Le gouvernement cherche à définir les contours du futur « revenu universel d’activité »

Par afp
3 juin 2019 Mis à jour: 12 juillet 2019

Le gouvernement a lancé lundi une concertation pour définir les contours du futur « revenu universel d’activité » censé se substituer d’ici 2023, « à budget constant », au RSA et plusieurs autres prestations sociales. 

Ce futur RUA, promis par Emmanuel Macron dans le cadre de sa stratégie de lutte contre la pauvreté, devra « simplifier » le système actuel d’aides sociales, devenu tellement complexe que les bénéficiaires sont confrontés à un « dédale bureaucratique », a souligné lors de la conférence de lancement la ministre des Solidarités Agnès Buzyn.

L’idée est de lutter contre le non-recours aux prestations – on estime ainsi que 30% de ceux qui pourraient bénéficier du RSA ne le demandent pas.cLa future prestation unique devra aussi inciter systématiquement à la reprise d’activité des bénéficiaires, en faisant en sorte que « chaque euro gagné par le travail » se traduise par une « augmentation du revenu disponible ».

Actuellement, les bénéficiaires des minima sociaux sont parfois dans l’incertitude sur ce qu’ils gagneront réellement s’ils reprennent une activité rémunérée, notamment parce que les différentes prestations sociales n’ont pas la même dégressivité, et qu’elles peuvent se cumuler.

La concertation, qui doit durer jusqu’à la fin décembre, associera notamment partenaires sociaux, collectivités territoriales et représentants des bénéficiaires des aides. Elle doit déboucher sur une loi en 2020, pour une application d’ici 2023, après une transition potentiellement longue et complexe, a-t-on souligné au ministère des Solidarités.

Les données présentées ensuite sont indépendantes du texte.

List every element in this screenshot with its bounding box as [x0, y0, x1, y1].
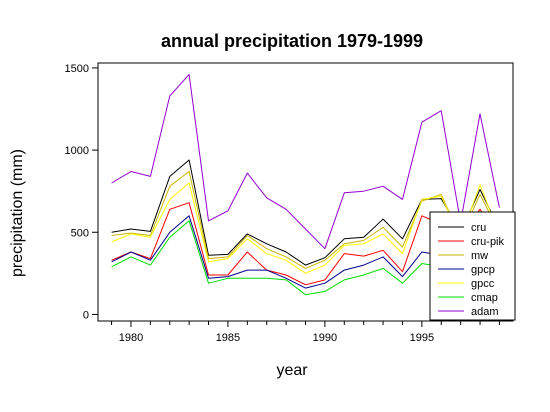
- x-tick-label: 1995: [410, 332, 434, 344]
- series-line-cru: [111, 159, 500, 266]
- series-line-mw: [111, 171, 500, 269]
- legend-label: adam: [471, 306, 499, 318]
- legend-box: [429, 211, 516, 321]
- x-tick-label: 1985: [216, 332, 240, 344]
- legend-label: cmap: [471, 292, 498, 304]
- legend: cru cru-pik mw gpcp gpcc cmap adam: [429, 211, 516, 321]
- legend-label: gpcp: [471, 264, 495, 276]
- series-line-gpcc: [111, 182, 500, 274]
- series-line-adam: [111, 74, 500, 250]
- x-axis: 1980 1985 1990 1995: [111, 321, 500, 344]
- legend-label: mw: [471, 250, 488, 262]
- y-axis: 0 500 1000 1500: [65, 63, 98, 321]
- legend-label: cru: [471, 222, 486, 234]
- legend-label: cru-pik: [471, 236, 505, 248]
- x-tick-label: 1990: [313, 332, 337, 344]
- y-tick-label: 1500: [65, 63, 89, 75]
- y-tick-label: 1000: [65, 145, 89, 157]
- x-axis-label: year: [276, 362, 308, 379]
- y-tick-label: 500: [71, 227, 89, 239]
- chart-title: annual precipitation 1979-1999: [161, 31, 423, 51]
- y-tick-label: 0: [83, 309, 89, 321]
- x-tick-label: 1980: [119, 332, 143, 344]
- legend-label: gpcc: [471, 278, 495, 290]
- y-axis-label: precipitation (mm): [9, 149, 26, 277]
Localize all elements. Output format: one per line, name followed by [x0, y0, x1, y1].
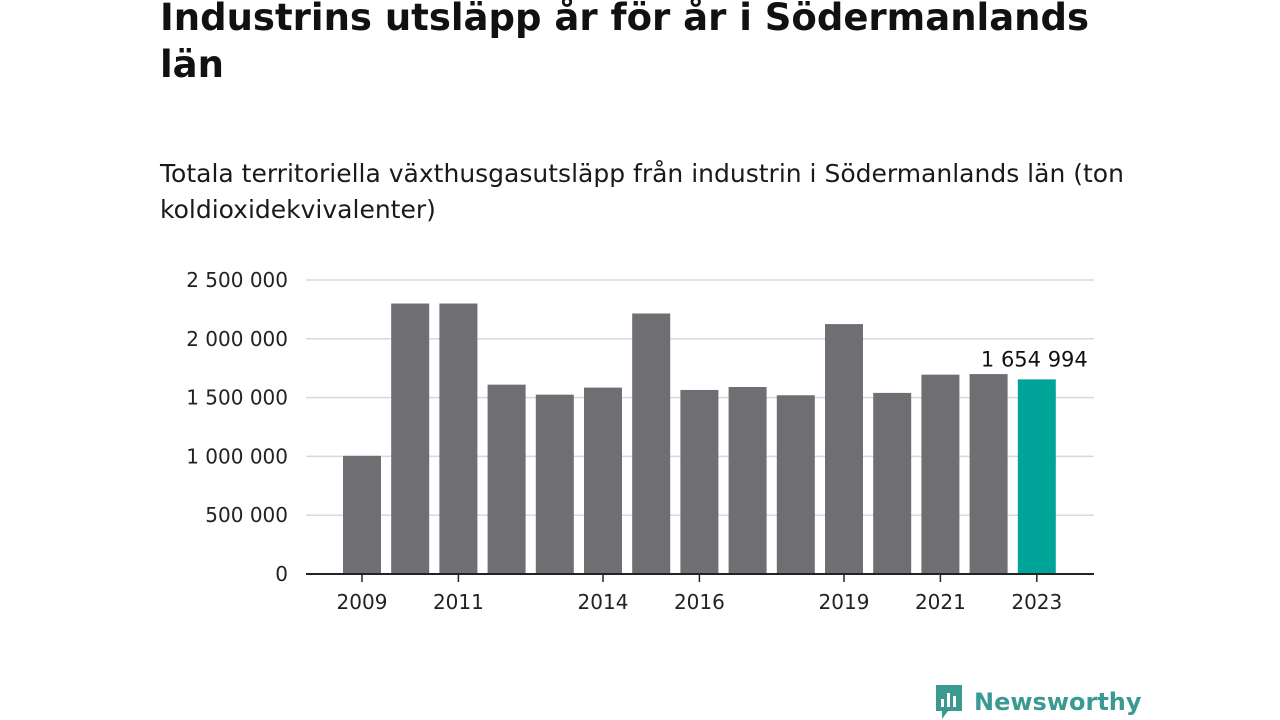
- bar-2020: [873, 392, 912, 574]
- bar-2013: [535, 394, 574, 574]
- bar-2019: [825, 324, 863, 574]
- y-tick-label: 500 000: [205, 503, 288, 527]
- bar-2015: [632, 313, 671, 574]
- x-axis-ticks: 2009 2011 2014 2016 2019 2021 2023: [337, 574, 1062, 614]
- y-tick-label: 0: [275, 562, 288, 586]
- bar-2010: [391, 303, 430, 574]
- bar-2012: [487, 384, 526, 574]
- bar-2011: [439, 303, 478, 574]
- bar-2016: [680, 389, 719, 574]
- bar-2014: [584, 387, 622, 574]
- bar-2022: [969, 374, 1008, 574]
- x-tick-label: 2016: [674, 590, 725, 614]
- chart-subtitle: Totala territoriella växthusgasutsläpp f…: [160, 159, 1124, 224]
- x-tick-label: 2019: [819, 590, 870, 614]
- data-labels: 1 654 994: [981, 347, 1088, 371]
- bar-2009: [343, 455, 381, 574]
- y-tick-label: 2 500 000: [186, 268, 288, 292]
- x-tick-label: 2009: [337, 590, 388, 614]
- chart-title: Industrins utsläpp år för år i Södermanl…: [160, 0, 1090, 86]
- y-tick-label: 2 000 000: [186, 327, 288, 351]
- bar-2023: [1017, 379, 1056, 574]
- y-tick-label: 1 500 000: [186, 386, 288, 410]
- x-tick-label: 2021: [915, 590, 966, 614]
- y-axis-tick-labels: 0 500 000 1 000 000 1 500 000 2 000 000 2 500…: [186, 268, 288, 586]
- bar-2021: [921, 374, 960, 574]
- y-tick-label: 1 000 000: [186, 444, 288, 468]
- brand-name: Newsworthy: [974, 688, 1142, 716]
- x-tick-label: 2023: [1011, 590, 1062, 614]
- brand: Newsworthy: [934, 684, 1142, 720]
- newsworthy-logo-icon: [936, 685, 962, 719]
- data-label: 1 654 994: [981, 347, 1088, 371]
- bars: [343, 303, 1056, 574]
- x-tick-label: 2014: [578, 590, 629, 614]
- bar-2017: [728, 387, 767, 574]
- x-tick-label: 2011: [433, 590, 484, 614]
- bar-2018: [776, 395, 815, 574]
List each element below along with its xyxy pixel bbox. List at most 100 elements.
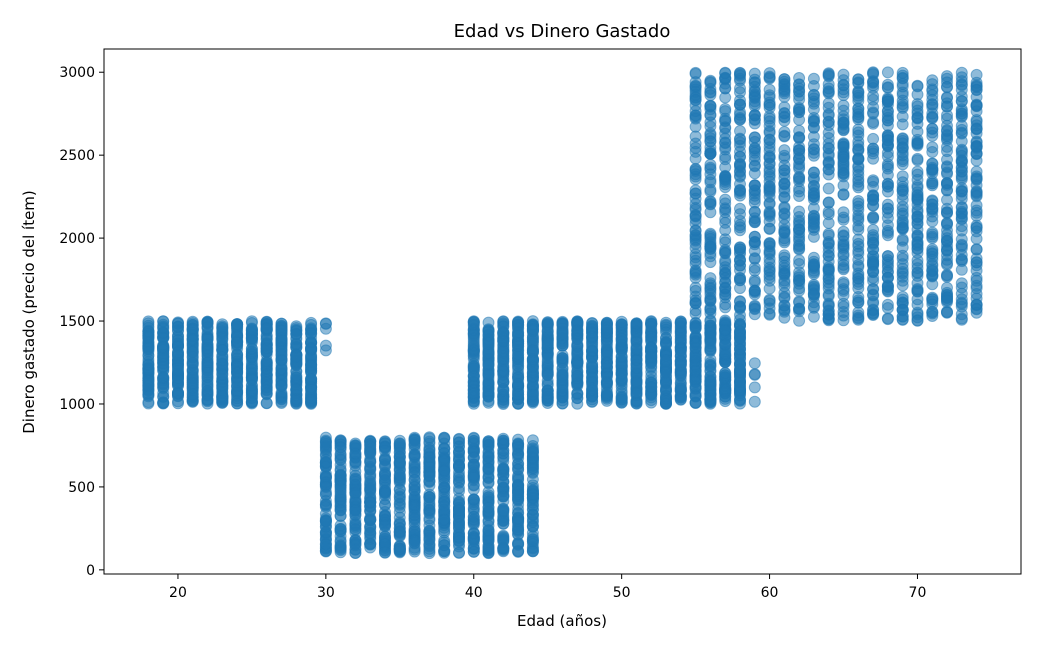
data-point xyxy=(734,68,746,81)
data-point xyxy=(689,351,702,364)
data-point xyxy=(837,153,850,166)
data-point xyxy=(556,327,569,340)
data-point xyxy=(379,474,391,486)
data-point xyxy=(186,388,199,401)
data-point xyxy=(305,326,318,339)
data-point xyxy=(467,493,480,506)
data-point xyxy=(807,278,820,291)
data-point xyxy=(275,324,288,336)
data-point xyxy=(837,99,850,112)
data-point xyxy=(689,120,702,133)
data-point xyxy=(467,532,480,545)
data-point xyxy=(955,213,968,226)
data-point xyxy=(453,433,465,446)
data-point xyxy=(852,291,865,303)
data-point xyxy=(423,451,436,464)
data-point xyxy=(423,545,436,558)
data-point xyxy=(512,377,525,390)
data-point xyxy=(571,326,584,339)
data-point xyxy=(319,317,332,330)
data-point xyxy=(719,115,732,127)
data-point xyxy=(704,303,717,316)
data-point xyxy=(482,501,495,514)
x-tick-label: 20 xyxy=(169,585,187,601)
data-point xyxy=(734,243,746,256)
data-point xyxy=(689,192,702,205)
data-point xyxy=(482,439,495,452)
data-point xyxy=(482,524,495,537)
data-point xyxy=(955,66,968,79)
data-point xyxy=(319,344,332,357)
data-point xyxy=(867,142,880,155)
data-point xyxy=(822,263,835,276)
data-point xyxy=(186,333,199,346)
data-point xyxy=(526,434,539,447)
data-point xyxy=(630,343,643,356)
data-point xyxy=(630,361,643,374)
data-point xyxy=(157,397,170,410)
data-point xyxy=(482,543,495,556)
data-point xyxy=(867,132,880,145)
data-point xyxy=(423,431,436,444)
data-point xyxy=(734,282,746,295)
data-point xyxy=(349,469,362,482)
data-point xyxy=(674,382,687,395)
data-point xyxy=(911,246,924,259)
data-point xyxy=(941,119,953,132)
data-point xyxy=(970,232,983,245)
data-point xyxy=(142,358,155,371)
data-point xyxy=(334,490,347,503)
data-point xyxy=(748,142,761,155)
data-point xyxy=(748,264,761,277)
data-point xyxy=(734,376,746,388)
data-point xyxy=(719,348,732,361)
data-point xyxy=(807,138,820,151)
data-point xyxy=(704,109,717,122)
data-point xyxy=(867,116,880,129)
data-point xyxy=(926,245,939,258)
data-point xyxy=(970,299,983,312)
data-point xyxy=(763,99,776,111)
data-point xyxy=(526,360,539,373)
data-point xyxy=(955,313,968,326)
data-point xyxy=(896,66,909,79)
data-point xyxy=(896,262,909,275)
x-tick-label: 40 xyxy=(465,585,483,601)
data-point xyxy=(748,179,761,192)
data-point xyxy=(955,240,968,252)
data-point xyxy=(305,383,318,396)
data-point xyxy=(926,226,939,239)
data-point xyxy=(911,152,924,165)
data-point xyxy=(260,356,273,369)
data-point xyxy=(630,397,643,410)
data-point xyxy=(896,158,909,171)
data-point xyxy=(793,226,806,239)
data-point xyxy=(704,135,717,148)
data-point xyxy=(734,145,746,158)
data-point xyxy=(941,100,953,113)
data-point xyxy=(778,292,791,305)
data-point xyxy=(497,517,510,530)
data-point xyxy=(216,351,229,364)
data-point xyxy=(837,68,850,81)
data-point xyxy=(142,319,155,332)
data-point xyxy=(719,203,732,216)
data-point xyxy=(142,379,155,392)
data-point xyxy=(704,240,717,253)
data-point xyxy=(837,229,850,242)
data-point xyxy=(674,367,687,379)
data-point xyxy=(748,308,761,321)
data-point xyxy=(926,107,939,120)
data-point xyxy=(941,206,953,219)
data-point xyxy=(157,321,170,334)
data-point xyxy=(822,196,835,209)
data-point xyxy=(393,543,406,556)
data-point xyxy=(319,456,332,468)
data-point xyxy=(497,463,510,476)
data-point xyxy=(719,224,732,237)
data-point xyxy=(734,363,746,376)
data-point xyxy=(822,250,835,262)
data-point xyxy=(245,334,258,347)
data-point xyxy=(260,386,273,399)
data-point xyxy=(438,481,451,494)
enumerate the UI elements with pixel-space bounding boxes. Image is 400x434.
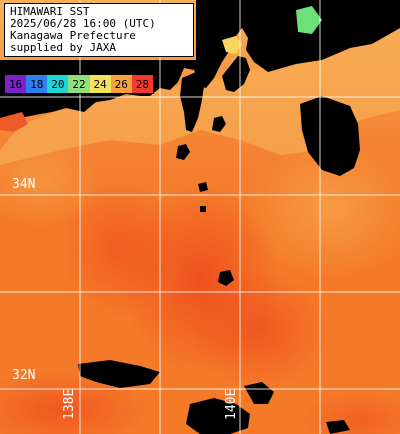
scale-tick-16: 16 <box>5 75 27 93</box>
cool-coast-pixels-3 <box>0 112 28 132</box>
south-land-far <box>326 420 350 434</box>
oshima-island <box>212 116 226 132</box>
cool-coast-pixels-2 <box>222 36 242 54</box>
lon-label-138e: 138E <box>62 388 77 420</box>
cool-coast-pixels <box>296 6 322 34</box>
title-line-3: Kanagawa Prefecture <box>10 29 136 42</box>
small-island-2 <box>200 206 206 212</box>
south-land-right <box>244 382 274 404</box>
scale-tick-20: 20 <box>47 75 69 93</box>
lat-label-34n: 34N <box>12 177 36 192</box>
color-scale-bar: 16 18 20 22 24 26 28 <box>4 74 154 94</box>
sea-warm-core-3 <box>190 270 330 390</box>
scale-tick-18: 18 <box>26 75 48 93</box>
south-land-left <box>78 360 160 388</box>
lat-label-32n: 32N <box>12 368 36 383</box>
sea-warm-southeast <box>300 390 400 434</box>
scale-tick-24: 24 <box>89 75 111 93</box>
scale-tick-26: 26 <box>110 75 132 93</box>
sea-warm-core-2 <box>60 180 180 320</box>
lon-label-140e: 140E <box>224 388 239 420</box>
title-line-2: 2025/06/28 16:00 (UTC) <box>10 17 156 30</box>
tokyo-bay-land <box>222 56 250 92</box>
small-island-1 <box>198 182 208 192</box>
south-land-center <box>186 398 250 434</box>
izu-peninsula <box>180 72 204 132</box>
title-line-4: supplied by JAXA <box>10 41 116 54</box>
title-box: HIMAWARI SST 2025/06/28 16:00 (UTC) Kana… <box>4 3 194 57</box>
title-line-1: HIMAWARI SST <box>10 5 90 18</box>
scale-tick-28: 28 <box>131 75 153 93</box>
scale-tick-22: 22 <box>68 75 90 93</box>
niijima-island <box>176 144 190 160</box>
boso-peninsula <box>300 96 360 176</box>
miyake-island <box>218 270 234 286</box>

Parmi les points soumis aux discussions figurent le périmètre exact du futur RUA. Il regroupera au minimum l’actuel RSA, les aides au logement et la prime d’activité.

 

Mais pourraient s’y adjoindre le minimum vieillesse, l’allocation pour adulte handicapé, ou encore l’allocation de solidarité spécifique, versée aux chômeurs en fin de droit. Peut-être le RUA pourrait-il aussi être élargi aux jeunes de moins de 25 ans, actuellement non éligibles au RSA.

La concertation doit en tout cas être menée « à budget constant », précise le ministère. « Nous ne sommes pas là pour faire des économies budgétaires au détriment des plus modestes », a souligné la secrétaire d’État Christelle Dubos.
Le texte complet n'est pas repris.